Policiais da Delegacia de Combate ao Crime Organizado e à Lavagem de Dinheiro deflagraram a Operação Contenção Red Legacy, com o objetivo de desarticular a estrutura nacional do Comando Vermelho, identificada pela investigação como organização criminosa com características de cartel e atuação interestadual altamente estruturada.

“As investigações reuniram um conjunto robusto de provas que revelam o funcionamento interno da facção, demonstrando a existência de uma cadeia de comando organizada, divisão territorial e articulação entre integrantes em diferentes estados do país”, informou a corporação.

“Até o momento, 6 criminosos foram presos, incluindo um vereador do município do Rio de Janeiro”, acrescentou.

As apurações também identificaram a participação direta de familiares de um dos principais líderes históricos da facção, Márcio dos Santos Nepomuceno, o “Marcinho VP”, no funcionamento dessa organização criminosa.

Segundo a investigação, Márcia Gama, esposa de Marcinho VP, atua na intermediação de interesses do grupo fora do sistema prisional, participando da circulação de informações entre integrantes e de articulações envolvendo operadores da organização e agentes externos.

Outro investigado apontado como peça relevante na estrutura é Landerson, sobrinho de Marcinho VP.

De acordo com a investigação, ele exerce papel de elo entre lideranças da facção, integrantes que atuam em comunidades dominadas pelo grupo e pessoas envolvidas em atividades econômicas exploradas pela organização criminosa, como serviços, imóveis e outros negócios utilizados para geração de recursos e expansão do poder do grupo.

Márcia e Landerson não foram localizados em seus endereços e são considerados foragidos da Justiça.

Durante as investigações, também foram identificados casos de criminosos que se passavam por policiais militares para obter vantagens ilícitas, incluindo vazamento de informações e simulação de operações.

“A Polícia Civil ressalta que essas condutas representam traição à instituição e não refletem a atuação da grande maioria dos profissionais da segurança pública, que desempenha seu trabalho com dedicação e compromisso com a sociedade”, afirma a corporação.

O trabalho investigativo aponta ainda uma estrutura criminosa de grande complexidade, com conselho nacional, conselhos regionais e articulação entre organizações criminosas de diferentes Estados, inclusive com indícios de cooperação entre o Comando Vermelho e o PCC (Primeiro Comando da Capital).
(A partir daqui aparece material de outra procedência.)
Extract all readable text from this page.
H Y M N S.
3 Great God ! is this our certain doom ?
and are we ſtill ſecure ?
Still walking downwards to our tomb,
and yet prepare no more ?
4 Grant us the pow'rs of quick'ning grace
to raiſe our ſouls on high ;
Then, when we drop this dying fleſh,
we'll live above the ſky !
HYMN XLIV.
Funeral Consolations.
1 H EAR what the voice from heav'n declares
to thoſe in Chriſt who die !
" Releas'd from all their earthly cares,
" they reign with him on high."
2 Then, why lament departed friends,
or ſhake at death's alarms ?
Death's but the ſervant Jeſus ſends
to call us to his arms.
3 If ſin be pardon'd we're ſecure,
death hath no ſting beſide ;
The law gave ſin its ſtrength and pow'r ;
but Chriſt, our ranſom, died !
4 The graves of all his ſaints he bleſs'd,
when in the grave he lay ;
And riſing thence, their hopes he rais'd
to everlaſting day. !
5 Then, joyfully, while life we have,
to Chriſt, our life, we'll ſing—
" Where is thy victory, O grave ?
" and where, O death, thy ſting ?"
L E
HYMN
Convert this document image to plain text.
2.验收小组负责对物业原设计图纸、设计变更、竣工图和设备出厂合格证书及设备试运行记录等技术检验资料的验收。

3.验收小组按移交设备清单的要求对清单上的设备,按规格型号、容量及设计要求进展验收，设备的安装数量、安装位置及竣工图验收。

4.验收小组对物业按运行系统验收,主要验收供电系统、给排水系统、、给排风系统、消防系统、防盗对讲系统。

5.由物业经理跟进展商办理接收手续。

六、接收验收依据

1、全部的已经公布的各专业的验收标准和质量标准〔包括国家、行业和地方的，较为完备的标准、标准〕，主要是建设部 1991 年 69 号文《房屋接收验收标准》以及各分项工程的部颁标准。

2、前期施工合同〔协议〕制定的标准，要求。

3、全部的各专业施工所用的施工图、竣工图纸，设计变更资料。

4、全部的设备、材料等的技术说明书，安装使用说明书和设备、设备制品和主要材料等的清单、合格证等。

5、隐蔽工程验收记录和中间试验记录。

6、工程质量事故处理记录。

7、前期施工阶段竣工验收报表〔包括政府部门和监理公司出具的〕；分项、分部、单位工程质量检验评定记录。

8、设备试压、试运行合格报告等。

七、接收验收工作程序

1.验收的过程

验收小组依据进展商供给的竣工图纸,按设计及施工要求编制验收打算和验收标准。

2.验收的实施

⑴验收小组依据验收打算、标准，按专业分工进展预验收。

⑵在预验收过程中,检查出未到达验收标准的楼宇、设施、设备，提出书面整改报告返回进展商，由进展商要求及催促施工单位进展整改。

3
Mesmo após quase 3 décadas no sistema prisional, as investigações indicam que Marcinho VP continua exercendo papel central na estrutura de comando da facção, apontado como liderança do chamado conselho federal permanente do grupo.

A apuração também identificou outros integrantes com funções estratégicas dentro da organização, entre eles o traficante Doca, apontado como principal liderança nas ruas; Luciano Martiniano da Silva, o “Pezão”, responsável pela gestão financeira do grupo; e Carlos da Costa Neves, o “Gardenal”, encarregado de operacionalizar determinações da liderança.

As investigações seguem em andamento para aprofundar a responsabilização penal de todos os envolvidos e ampliar o combate às estruturas financeiras, operacionais e institucionais utilizadas pela organização criminosa.